Le lendemain, le département d’État des États-Unis a informé
l’opposition syrienne en exil qu’elle ne devait plus compter sur une
aide militaire US. Comprenant qu’ils ont trahi leur pays pour rien, les
membres du Conseil national syrien sont partis en quête de nouveaux
sponsors. L’un d’entre eux allant même jusqu’à écrire à Benjamin
Netanyahu pour lui demander d’envahir la Syrie.
- Déploiement de l’armée libanaise lors de son opération au nord du pays.

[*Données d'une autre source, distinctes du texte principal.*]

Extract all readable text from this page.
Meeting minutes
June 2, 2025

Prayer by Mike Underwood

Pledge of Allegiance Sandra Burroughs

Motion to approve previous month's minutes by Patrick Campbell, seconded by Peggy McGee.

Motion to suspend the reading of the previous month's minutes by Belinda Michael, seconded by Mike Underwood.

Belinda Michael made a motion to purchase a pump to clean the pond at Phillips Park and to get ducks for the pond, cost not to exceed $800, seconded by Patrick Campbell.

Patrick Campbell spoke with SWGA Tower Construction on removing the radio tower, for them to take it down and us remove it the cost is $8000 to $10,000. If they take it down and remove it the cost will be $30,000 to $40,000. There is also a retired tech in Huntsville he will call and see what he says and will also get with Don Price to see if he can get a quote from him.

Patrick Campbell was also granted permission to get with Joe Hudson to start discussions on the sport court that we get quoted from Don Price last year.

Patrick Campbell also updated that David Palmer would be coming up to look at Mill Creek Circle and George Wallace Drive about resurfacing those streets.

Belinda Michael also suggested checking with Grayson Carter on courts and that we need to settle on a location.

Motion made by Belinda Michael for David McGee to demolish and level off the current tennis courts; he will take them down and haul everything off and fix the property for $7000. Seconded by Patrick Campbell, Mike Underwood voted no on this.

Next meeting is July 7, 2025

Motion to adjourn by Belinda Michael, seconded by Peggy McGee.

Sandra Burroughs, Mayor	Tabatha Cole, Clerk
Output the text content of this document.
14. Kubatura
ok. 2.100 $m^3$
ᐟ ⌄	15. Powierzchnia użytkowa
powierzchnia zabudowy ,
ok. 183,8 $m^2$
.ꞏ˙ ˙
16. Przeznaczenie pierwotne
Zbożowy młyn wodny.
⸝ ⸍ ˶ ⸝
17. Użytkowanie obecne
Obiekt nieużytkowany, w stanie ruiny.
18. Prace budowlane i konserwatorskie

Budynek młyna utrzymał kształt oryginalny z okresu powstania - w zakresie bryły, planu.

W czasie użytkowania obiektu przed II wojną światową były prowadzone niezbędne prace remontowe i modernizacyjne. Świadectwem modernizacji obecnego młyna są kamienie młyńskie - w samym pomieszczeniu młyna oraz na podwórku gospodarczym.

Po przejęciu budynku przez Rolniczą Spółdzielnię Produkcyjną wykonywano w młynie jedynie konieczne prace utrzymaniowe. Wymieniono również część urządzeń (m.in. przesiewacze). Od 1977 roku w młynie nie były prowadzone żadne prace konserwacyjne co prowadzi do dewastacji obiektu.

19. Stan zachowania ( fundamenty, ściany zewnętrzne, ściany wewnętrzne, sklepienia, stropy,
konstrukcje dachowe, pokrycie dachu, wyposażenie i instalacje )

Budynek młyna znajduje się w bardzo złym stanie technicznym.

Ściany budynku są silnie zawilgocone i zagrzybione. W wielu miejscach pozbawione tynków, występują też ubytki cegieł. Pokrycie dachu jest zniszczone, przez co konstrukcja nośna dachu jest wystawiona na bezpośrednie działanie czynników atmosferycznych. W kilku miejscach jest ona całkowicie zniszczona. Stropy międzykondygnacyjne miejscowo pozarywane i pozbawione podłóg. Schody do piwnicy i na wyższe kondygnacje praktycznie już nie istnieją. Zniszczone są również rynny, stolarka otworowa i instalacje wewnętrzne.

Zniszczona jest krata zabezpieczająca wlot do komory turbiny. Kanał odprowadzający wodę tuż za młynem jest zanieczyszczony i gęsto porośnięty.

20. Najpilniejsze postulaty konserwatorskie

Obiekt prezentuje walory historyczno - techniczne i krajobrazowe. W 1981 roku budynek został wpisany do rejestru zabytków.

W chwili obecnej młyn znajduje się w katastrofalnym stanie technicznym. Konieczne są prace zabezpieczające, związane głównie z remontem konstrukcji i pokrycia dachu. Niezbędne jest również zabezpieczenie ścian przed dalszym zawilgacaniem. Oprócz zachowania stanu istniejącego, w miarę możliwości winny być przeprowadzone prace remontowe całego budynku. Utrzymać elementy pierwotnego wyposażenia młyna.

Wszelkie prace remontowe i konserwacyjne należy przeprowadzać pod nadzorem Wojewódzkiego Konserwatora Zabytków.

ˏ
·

Après un délai de deux jours nécessaire à la mise en œuvre des
accords, les armées nationales non seulement de la Syrie, mais aussi du
Liban, ont donné l’assaut des bases de la Légion wahhabite. Au Nord du
Liban, un gigantesque arsenal a été saisi à Tripoli et quatre officiers
occidentaux ont été faits prisonniers dans le Akkar dans une école
désaffectée de l’UNRWA transformée en QG militaire. En Syrie, le général
Assef Chawkat en personne a commandé les opérations. Au moins 1 500
combattants ont été faits prisonniers, dont un colonel français du
service technique de communication de la DGSE, et plus d’un millier de
personnes ont été tuées. À ce stade, il n’est pas possible de déterminer
parmi les victimes combien sont des mercenaires étrangers, combien sont
des Syriens collaborant avec les forces étrangères, et combien sont des
civils pris au piège de la ville en guerre.
Le Liban et la Syrie ont rétabli leur souveraineté sur l’ensemble de leur territoire.
Des intellectuels débattent de savoir si Vladimir Poutine n’a pas
commis une erreur en protégeant la Syrie au prix d’une crise
diplomatique avec les États-Unis. C’est une question mal posée. En
reconstituant ses forces durant des années et en s’affirmant aujourd’hui
sur la scène internationale, Moscou a mis fin à deux décennies d’un
ordre mondial unipolaire dans lequel Washington pouvait étendre son
hégémonie jusqu’à parvenir à une domination globale. Le choix n’était
pas de s’allier soit à la petite Syrie, soit aux puissants USA, mais de
laisser la première puissance du monde détruire un État de plus ou de
bouleverser les rapports de force et de créer un ordre international
plus juste dans lequel la Russie a son mot à dire.